Agression antisémite d’un couple à Créteil en 2014: ouverture du procès mardi
Un troisième suspect est toujours en fuite depuis 2014 ; Verdict attendu le 6 juillet
Symbole de « l’antisémitisme d’aujourd’hui » pour l’accusation, cambriolage qui a mal tourné pour la défense : le procès des agresseurs présumés d’un jeune homme juif et de sa compagne dans un appartement de Créteil s’ouvre mardi devant les assises du Val-de-Marne.
L’affaire, très médiatisée à l’époque, remonte à décembre 2014. Laurine et Jonathan, 19 et 21 ans, se trouvent dans l’appartement des parents du jeune homme. Peu après midi, on sonne à la porte et Laurine ouvre, croyant reconnaître un cousin de son compagnon. Surgissent trois hommes, cagoulés et gantés, dont deux munis d’armes de poing.
Elle et son compagnon sont maîtrisés, maintenus sur le canapé du salon. Deux agresseurs fouillent l’appartement, un autre appuie son arme sur le front de Jonathan. Nerveux, il l’invective : « Me prends pas pour un con », lui lance-t-il quand Jonathan assure qu’il n’y a pas d’argent liquide caché dans l’appartement. « Les Juifs, ça ne met pas d’argent à la banque ».
Au fil des conversations, le couple se rend compte que les agresseurs savent que le frère de Jonathan travaille dans un magasin voisin – et semblent croire qu’il en est le gérant -, que son père possède une Mercedes et qu’il a l’habitude de se rendre à la synagogue le samedi « un truc sur la tête ».
Après une heure de fouille infructueuse, l’un des agresseurs demande sa carte bleue et son code à Jonathan en menaçant de « prendre sa copine » s’il n’obtempère pas. Lui et sa compagne sont ligotés avec de l’adhésif, qu’on leur plaque aussi sur la bouche.
Un des agresseurs se retrouve seul avec la jeune femme dans une chambre. Il la force à déplier ses jambes et lui impose des caresses sur la poitrine et une pénétration digitale.
Les agresseurs finissent par quitter les lieux avec près de 400 euros retirés au distributeur et des biens trouvés dans l’appartement, dont des bijoux et des appareils électroniques.
Un suspect en fuite
Deux d’entre eux, 19 et 22 ans à l’époque et originaires du département, seront rapidement interpellés.

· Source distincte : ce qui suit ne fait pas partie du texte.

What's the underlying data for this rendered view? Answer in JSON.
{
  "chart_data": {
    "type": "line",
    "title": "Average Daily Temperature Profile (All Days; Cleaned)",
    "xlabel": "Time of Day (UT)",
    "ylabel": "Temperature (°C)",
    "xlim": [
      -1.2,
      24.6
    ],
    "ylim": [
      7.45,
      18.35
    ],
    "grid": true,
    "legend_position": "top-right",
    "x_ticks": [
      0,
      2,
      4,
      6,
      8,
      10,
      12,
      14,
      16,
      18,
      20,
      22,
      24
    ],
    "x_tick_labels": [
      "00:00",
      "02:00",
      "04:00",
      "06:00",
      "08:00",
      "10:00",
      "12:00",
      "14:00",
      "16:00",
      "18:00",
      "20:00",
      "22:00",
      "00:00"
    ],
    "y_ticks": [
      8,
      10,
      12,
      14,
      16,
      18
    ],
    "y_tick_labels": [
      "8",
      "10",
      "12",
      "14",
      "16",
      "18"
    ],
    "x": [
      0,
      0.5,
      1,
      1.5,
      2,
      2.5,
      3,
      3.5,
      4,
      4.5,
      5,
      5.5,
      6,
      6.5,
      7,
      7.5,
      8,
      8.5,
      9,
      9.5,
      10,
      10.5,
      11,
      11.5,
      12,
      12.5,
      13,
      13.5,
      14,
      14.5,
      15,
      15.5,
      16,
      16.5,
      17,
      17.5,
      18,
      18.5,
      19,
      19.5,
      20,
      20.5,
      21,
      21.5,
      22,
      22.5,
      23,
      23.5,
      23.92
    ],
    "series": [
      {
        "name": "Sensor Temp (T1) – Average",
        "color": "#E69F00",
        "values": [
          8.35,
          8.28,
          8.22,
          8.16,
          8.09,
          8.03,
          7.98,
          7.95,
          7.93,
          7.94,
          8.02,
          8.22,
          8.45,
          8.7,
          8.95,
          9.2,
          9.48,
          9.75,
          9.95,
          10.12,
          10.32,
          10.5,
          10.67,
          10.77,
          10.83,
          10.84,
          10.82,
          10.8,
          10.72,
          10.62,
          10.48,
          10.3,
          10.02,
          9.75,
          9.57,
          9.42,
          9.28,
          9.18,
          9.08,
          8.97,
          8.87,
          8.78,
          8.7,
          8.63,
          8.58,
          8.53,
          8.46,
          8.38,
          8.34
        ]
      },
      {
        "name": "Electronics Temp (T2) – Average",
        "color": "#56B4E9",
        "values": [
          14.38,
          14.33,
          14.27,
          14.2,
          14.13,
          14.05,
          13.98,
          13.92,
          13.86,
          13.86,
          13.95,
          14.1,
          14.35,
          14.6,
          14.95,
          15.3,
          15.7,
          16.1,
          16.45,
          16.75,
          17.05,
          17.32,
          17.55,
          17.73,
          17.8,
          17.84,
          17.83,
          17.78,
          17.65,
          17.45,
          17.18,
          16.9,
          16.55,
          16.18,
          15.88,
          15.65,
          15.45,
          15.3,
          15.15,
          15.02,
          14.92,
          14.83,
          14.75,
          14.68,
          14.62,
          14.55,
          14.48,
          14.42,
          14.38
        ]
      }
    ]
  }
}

Le troisième, toujours en fuite, fait l’objet d’un mandat d’arrêt. Deux autres complices présumés seront jugés en même temps qu’eux.
Tous nient avoir ciblé leurs victimes en raison de leur judéité présumée et attribuent les propos antisémites à l’accusé en fuite. Celui qui est renvoyé pour le viol de la jeune femme nie également les faits.
Leur mise en examen les mettait notamment en cause pour « violences en raison de l’appartenance religieuse » mais la juge d’instruction avait abandonné le caractère antisémite au terme de son enquête, avant de finalement la rétablir après appel du parquet.
Des « revirements successifs » qui « démontrent la fragilité » d’un dossier « construit médiatiquement » et « instrumentalisé politiquement », avait dénoncé Me Marie Dosé, qui défend l’un des accusés.
« Ce crime n’est pas compréhensible sans la dimension antisémite », estime de son côté Patrick Klugman, l’un des avocats des victimes. « On est dans un immeuble quelconque, d’une banlieue peu réputée pour sa bourgeoisie, chez une famille peu fortunée. On part d’un préjugé juif = argent », dit-il, parlant d’une affaire symptomatique de « l’antisémitisme d’aujourd’hui ».
Dans un contexte de forte hausse des actes et menaces antisémites, l’agression avait provoqué une vive émotion dans le pays et la communauté juive, et avait été dénoncée par le président François Hollande comme symbole du « pire » et du « mal » qui traversent la société française.
Il ne s’agit pas d’un « simple fait divers », avait déclaré le ministre de l’Intérieur de l’époque, Bernard Cazeneuve, dans un discours à Créteil, quelques jours après les faits. « Derrière ce crime, il y a un mal qui ronge la République et que nous devons combattre à tout prix », avait-il dit, annonçant que le gouvernement ferait de la lutte contre le racisme et l’antisémitisme une « cause nationale ».
Le verdict est attendu le 6 juillet.